“Tár” will stick with you

Tár (Cate Blanchett, Nina Hoss, Noémie Merlant, Mark Strong) – Katharine Hepburn, Meryl Streep, Cate Blanchett. We may have reached the time when Ms. Blanchett can be named the successor to the “best actress of her generation” list. With seven Oscar nominations, Blanchett is still far behind the other two. But her two statuettes puts her only one behind Meryl and two behind Kate. Her performance in Tár will certainly be nominated, and she is the frontrunner to win.

Lydia Táris the intense, driven, maniacal conductor of the Berlin Symphony.

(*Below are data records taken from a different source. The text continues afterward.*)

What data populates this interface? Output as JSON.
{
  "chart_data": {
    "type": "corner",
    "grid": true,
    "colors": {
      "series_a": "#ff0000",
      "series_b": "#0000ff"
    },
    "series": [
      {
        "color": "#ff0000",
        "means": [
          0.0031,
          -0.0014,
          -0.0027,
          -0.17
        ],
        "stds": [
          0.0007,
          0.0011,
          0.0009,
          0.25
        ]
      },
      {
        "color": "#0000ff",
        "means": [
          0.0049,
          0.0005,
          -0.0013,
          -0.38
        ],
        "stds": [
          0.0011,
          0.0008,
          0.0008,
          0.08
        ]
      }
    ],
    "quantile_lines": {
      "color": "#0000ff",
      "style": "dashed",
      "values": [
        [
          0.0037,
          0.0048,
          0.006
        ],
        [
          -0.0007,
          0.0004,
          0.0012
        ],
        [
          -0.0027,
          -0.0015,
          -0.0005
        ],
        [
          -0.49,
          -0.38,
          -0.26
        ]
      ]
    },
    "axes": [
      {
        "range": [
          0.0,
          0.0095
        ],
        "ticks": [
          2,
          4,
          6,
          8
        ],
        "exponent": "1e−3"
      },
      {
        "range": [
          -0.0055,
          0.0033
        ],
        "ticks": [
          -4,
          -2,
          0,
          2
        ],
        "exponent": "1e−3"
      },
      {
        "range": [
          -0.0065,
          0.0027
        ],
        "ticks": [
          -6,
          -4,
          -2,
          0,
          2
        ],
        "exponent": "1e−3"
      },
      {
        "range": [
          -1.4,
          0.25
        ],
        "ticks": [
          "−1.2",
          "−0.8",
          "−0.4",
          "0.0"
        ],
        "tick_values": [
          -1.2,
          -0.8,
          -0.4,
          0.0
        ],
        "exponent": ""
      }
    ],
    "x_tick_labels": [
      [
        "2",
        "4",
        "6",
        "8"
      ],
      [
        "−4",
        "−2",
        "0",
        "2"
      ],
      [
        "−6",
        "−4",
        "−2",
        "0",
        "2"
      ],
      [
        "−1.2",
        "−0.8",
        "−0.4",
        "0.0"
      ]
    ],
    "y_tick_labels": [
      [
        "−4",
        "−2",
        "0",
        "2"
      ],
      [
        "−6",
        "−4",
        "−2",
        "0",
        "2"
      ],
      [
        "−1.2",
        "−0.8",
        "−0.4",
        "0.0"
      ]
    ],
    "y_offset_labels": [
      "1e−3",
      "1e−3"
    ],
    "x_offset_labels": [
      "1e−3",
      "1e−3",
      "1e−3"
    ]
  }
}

She is the greatest conductor of her era, a musician of substance who studied under and idolized Leonard Bernstein. She has fought all the battles a woman in a man’s profession needs to fight her way to the top. That journey has taken its toll. Behind that tough, confident, elitist persona is a woman on the brink.

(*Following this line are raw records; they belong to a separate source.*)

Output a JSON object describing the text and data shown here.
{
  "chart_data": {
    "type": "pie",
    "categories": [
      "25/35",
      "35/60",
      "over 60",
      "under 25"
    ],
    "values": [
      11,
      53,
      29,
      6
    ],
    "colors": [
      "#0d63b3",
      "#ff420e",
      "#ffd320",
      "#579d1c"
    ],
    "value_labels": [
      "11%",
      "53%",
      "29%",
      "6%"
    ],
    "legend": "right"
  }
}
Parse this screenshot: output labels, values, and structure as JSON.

Lydia has a child with her wife or partner, Sharon Goodnow (Nina Hoss), who also is the concertmaster of her orchestra. It’s love and nepotism and dependence and harassment. They are partners for sure, but there is increasingly a power imbalance. As Lydia heads toward the culmination of her career, the completion of the cycle of Gustav Mahler’s work, specifically his Symphony No. 5, she is reaching the brink.

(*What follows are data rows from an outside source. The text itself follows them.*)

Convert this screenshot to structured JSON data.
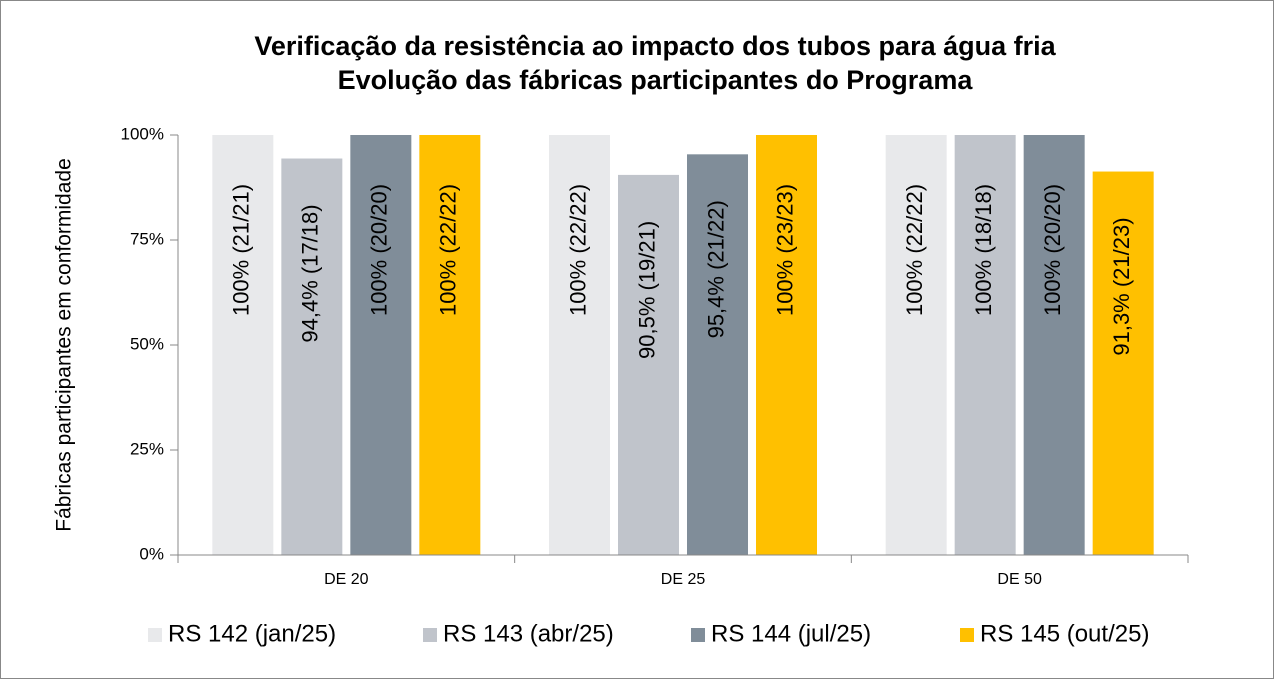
{
  "chart_data": {
    "type": "bar",
    "title": "Verificação da resistência ao impacto dos tubos para água fria",
    "subtitle": "Evolução das fábricas participantes do Programa",
    "y_label": "Fábricas participantes em conformidade",
    "categories": [
      "DE 20",
      "DE 25",
      "DE 50"
    ],
    "series": [
      {
        "name": "RS 142 (jan/25)",
        "color": "#e8e9eb",
        "values": [
          100,
          100,
          100
        ],
        "value_labels": [
          "100% (21/21)",
          "100% (22/22)",
          "100% (22/22)"
        ]
      },
      {
        "name": "RS 143 (abr/25)",
        "color": "#c0c4cb",
        "values": [
          94.4,
          90.5,
          100
        ],
        "value_labels": [
          "94,4% (17/18)",
          "90,5% (19/21)",
          "100% (18/18)"
        ]
      },
      {
        "name": "RS 144 (jul/25)",
        "color": "#808d99",
        "values": [
          100,
          95.4,
          100
        ],
        "value_labels": [
          "100% (20/20)",
          "95,4% (21/22)",
          "100% (20/20)"
        ]
      },
      {
        "name": "RS 145 (out/25)",
        "color": "#ffc000",
        "values": [
          100,
          100,
          91.3
        ],
        "value_labels": [
          "100% (22/22)",
          "100% (23/23)",
          "91,3% (21/23)"
        ]
      }
    ],
    "ylim": [
      0,
      100
    ],
    "yticks": [
      {
        "value": 0,
        "label": "0%"
      },
      {
        "value": 25,
        "label": "25%"
      },
      {
        "value": 50,
        "label": "50%"
      },
      {
        "value": 75,
        "label": "75%"
      },
      {
        "value": 100,
        "label": "100%"
      }
    ],
    "legend": "bottom"
  }
}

Attuned as she is to music, she starts to hear menacing sounds. She follows a stranger, damaging her face. She fights with Sharon; fires her back-up conductor; denies her assistant, Francesca (Noémie Merlant), the promotion she deserves; and betrays her lead cellist by hand-picking a new, beautiful, young musician to solo with the orchestra in the accompanying piece to the Mahler Fifth Symphony. In the process, she tests her relationships with everyone.

(Spoiler Alert) Lydia is a manipulative, musical genius. She conducts with a physicality that defies description, willing the orchestra to new heights. But her lust for power and perfection ultimately leads to a breakdown and an inevitable descent.

Tár is a haunting, excruciating film with an unforgettable character. Blanchett is brilliant! To prepare, she learned to conduct, to command an orchestra, to learn fluent German, and get physically formidable. It’s the role of a lifetime for an actress whose performances from Blue Jasmine to Bandits to Elizabeth to Notes on a Scandal to The Aviator (as Hepburn) and even Thor create a body of work comparable to the best actresses of their generation.

It’s been 16 years since writer/director/actor Todd Field helmed a major film, Little Children, and over 20 years since his much heralded, five-time Oscar-nominated In the Bedroom. He wrote the Lydia Tár character specifically for Blanchett, and their collaboration is evident.

The film is a tough watch, an emotional experience. Blanchett is glorious!